You can probably guess that this method used to be a bool, and it was decided that the returned result needed to be a little more verbose. So the developer went ahead and created a TestResult object to store some more information about the result of the test. However, they forgot to update the comment, and now it's out of sync

Comments can be a sign of a bigger problem

Even if you believe you are using comments as intended, to explain potentially confusing code, a better solution is to just make the code less confusing.

if(!(x > 10 && y < 5 && z == -1)) // ensure the object is not out of bounds 
bool isOutOfBounds = (x > 10 && y < 5 && z == 0)  
if(isOutOfBounds) {

You could even go a step further and assign each int its own const variable so the user isn't guessing what exactly 10, 5, and 0 even mean.

Finally.. I've seen my fair share of auto generated comments, and you know what?

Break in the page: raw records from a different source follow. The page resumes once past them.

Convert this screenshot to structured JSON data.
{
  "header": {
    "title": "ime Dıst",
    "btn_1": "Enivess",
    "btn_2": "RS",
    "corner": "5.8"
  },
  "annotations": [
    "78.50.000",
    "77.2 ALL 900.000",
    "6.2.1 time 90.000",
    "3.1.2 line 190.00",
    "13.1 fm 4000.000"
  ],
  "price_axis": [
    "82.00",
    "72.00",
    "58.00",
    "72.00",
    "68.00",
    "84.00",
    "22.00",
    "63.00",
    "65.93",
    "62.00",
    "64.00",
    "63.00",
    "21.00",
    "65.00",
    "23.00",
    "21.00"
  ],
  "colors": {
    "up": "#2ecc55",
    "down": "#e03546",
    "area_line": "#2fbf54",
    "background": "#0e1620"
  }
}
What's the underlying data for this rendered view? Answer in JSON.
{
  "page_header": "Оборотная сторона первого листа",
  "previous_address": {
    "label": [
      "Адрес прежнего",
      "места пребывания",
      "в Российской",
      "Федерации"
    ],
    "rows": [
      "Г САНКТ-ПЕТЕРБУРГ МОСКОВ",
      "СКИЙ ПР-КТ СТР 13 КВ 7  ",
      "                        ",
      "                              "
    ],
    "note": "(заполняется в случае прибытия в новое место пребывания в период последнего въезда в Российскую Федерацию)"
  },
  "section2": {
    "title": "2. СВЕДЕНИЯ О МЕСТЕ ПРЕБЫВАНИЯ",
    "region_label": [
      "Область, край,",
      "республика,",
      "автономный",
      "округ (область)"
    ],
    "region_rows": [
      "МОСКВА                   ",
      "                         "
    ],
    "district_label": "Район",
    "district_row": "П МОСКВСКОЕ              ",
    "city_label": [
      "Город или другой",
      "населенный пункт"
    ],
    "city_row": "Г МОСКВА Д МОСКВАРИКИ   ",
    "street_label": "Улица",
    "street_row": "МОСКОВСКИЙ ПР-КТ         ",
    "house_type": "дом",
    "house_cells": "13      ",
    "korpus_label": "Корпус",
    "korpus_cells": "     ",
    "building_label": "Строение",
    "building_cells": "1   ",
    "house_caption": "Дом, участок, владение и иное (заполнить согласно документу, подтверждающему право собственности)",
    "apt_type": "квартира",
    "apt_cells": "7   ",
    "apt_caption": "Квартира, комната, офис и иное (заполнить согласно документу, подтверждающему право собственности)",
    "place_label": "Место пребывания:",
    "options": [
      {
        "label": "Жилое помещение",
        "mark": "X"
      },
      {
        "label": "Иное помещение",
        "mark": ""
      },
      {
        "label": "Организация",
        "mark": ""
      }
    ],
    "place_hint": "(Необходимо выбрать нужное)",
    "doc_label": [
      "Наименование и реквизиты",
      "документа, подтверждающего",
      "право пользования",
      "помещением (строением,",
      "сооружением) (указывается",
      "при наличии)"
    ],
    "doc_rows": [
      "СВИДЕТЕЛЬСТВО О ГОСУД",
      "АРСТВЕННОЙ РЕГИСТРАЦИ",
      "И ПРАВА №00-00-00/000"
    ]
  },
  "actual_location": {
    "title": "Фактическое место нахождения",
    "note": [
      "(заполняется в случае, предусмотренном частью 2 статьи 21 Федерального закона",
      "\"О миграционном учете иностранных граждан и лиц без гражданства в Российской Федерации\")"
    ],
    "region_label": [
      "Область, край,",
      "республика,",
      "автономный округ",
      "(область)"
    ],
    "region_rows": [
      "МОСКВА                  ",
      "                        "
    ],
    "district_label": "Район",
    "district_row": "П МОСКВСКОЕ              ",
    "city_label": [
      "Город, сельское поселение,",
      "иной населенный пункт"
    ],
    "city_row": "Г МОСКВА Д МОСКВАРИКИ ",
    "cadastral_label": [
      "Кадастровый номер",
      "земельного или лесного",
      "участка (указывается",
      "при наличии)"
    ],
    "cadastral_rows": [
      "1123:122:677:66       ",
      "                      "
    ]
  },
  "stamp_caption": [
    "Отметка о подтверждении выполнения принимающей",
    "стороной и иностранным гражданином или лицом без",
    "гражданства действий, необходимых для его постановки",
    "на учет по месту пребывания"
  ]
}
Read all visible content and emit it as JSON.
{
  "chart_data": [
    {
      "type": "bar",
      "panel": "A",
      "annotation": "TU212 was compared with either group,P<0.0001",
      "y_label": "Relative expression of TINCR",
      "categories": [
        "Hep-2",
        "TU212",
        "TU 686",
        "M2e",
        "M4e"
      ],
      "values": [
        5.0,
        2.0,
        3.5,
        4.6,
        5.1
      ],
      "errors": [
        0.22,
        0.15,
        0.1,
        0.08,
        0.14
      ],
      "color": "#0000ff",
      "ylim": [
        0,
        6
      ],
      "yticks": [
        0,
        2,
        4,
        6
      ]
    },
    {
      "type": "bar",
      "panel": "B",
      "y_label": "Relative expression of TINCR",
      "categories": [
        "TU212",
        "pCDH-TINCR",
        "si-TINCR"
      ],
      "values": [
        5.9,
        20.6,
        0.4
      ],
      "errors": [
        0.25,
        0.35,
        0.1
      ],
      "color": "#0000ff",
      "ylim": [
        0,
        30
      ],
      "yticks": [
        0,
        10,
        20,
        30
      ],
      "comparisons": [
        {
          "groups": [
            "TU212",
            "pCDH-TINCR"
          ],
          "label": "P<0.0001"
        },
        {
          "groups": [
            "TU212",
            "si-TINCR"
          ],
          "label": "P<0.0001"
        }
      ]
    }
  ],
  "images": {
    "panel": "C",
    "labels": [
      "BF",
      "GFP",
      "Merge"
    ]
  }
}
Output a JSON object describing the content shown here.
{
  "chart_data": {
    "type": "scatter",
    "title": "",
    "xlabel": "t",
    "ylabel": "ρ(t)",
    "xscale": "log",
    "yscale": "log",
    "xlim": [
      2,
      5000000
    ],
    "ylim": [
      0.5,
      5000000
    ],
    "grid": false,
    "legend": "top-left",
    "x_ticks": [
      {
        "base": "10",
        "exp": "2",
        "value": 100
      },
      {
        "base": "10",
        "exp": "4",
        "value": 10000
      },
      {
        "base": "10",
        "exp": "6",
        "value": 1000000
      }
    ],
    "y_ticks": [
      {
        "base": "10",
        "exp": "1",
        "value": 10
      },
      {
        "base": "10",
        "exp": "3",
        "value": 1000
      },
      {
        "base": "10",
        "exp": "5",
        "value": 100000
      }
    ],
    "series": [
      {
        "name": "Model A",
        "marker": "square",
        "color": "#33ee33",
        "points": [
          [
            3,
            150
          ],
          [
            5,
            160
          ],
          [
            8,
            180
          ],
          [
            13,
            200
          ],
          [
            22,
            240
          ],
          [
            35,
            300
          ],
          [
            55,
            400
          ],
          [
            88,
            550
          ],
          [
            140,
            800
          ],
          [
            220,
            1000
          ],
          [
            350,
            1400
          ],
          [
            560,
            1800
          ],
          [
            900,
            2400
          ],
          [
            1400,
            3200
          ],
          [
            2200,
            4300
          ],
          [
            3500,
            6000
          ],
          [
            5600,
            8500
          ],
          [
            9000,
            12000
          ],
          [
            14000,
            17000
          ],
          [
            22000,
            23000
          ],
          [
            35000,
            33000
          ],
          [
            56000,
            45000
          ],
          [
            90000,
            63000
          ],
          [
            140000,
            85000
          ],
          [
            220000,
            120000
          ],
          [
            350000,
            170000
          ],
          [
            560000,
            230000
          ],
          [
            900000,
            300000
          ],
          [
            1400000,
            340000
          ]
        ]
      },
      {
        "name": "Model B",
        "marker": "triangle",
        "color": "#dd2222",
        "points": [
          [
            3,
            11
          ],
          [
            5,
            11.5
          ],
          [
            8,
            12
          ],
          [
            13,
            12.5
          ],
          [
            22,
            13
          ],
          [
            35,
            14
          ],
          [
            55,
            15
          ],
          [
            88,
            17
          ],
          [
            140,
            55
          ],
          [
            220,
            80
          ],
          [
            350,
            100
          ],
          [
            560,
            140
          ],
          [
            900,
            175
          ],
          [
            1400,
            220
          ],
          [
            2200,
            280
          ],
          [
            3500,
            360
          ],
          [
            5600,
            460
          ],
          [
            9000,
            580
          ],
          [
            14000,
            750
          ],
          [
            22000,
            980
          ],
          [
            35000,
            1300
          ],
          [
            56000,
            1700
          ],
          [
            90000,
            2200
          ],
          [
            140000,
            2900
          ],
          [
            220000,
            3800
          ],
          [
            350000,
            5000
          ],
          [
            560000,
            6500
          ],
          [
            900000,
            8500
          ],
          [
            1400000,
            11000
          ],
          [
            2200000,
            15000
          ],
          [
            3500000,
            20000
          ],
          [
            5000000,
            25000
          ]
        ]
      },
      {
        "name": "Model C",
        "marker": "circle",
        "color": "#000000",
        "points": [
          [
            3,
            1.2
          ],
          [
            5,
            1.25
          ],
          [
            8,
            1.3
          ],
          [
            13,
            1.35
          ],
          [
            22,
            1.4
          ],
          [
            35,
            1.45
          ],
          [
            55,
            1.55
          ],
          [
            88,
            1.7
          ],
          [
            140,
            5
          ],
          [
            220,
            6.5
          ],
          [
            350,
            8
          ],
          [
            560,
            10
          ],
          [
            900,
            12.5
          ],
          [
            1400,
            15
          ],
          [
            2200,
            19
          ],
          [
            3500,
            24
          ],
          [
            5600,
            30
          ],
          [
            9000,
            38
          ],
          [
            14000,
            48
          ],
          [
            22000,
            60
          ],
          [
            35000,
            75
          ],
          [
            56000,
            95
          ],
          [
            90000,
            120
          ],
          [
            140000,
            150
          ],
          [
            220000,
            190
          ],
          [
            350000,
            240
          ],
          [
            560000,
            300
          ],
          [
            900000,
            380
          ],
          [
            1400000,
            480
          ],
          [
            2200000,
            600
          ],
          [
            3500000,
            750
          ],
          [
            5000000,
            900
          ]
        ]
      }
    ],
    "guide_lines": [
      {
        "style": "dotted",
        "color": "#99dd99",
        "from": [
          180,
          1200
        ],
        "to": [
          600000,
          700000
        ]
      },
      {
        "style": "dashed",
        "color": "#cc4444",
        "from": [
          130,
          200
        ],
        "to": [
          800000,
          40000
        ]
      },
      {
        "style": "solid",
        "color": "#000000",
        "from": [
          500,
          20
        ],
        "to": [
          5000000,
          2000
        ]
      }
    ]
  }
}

Auto generated comments make me cry
/**
* Processes the async
*/
public async Task<Result> ProcessAsync()

Oh.. I had no idea.

Anyway, after all this comment bashing, lets talk about a couple cases that I believe to be a strong candidates for comment use.

Public APIs are a great use of comments. You are going to have a large body of people consuming your code, calling your methods. It can be greatly helpful if everything is well documented, explaining exactly how everything is supposed to work.

Another valid use for comments is explaining why code is present. I like to think that code explains how it works, where comments explain why it works. Code can only make so much sense, regardless of how you name your variables, how well you format it, etc. Sometimes, there exists a scenario that just needs a little more explanation.

/* Reflection may seem like an odd choice here, but after testing the use case
* scenarios it proved to be much faster than splitting everything up into database
* calls */

Like I said in the beginning. Comments were put into languages for a reason, they have their place. Please, just use them sparingly.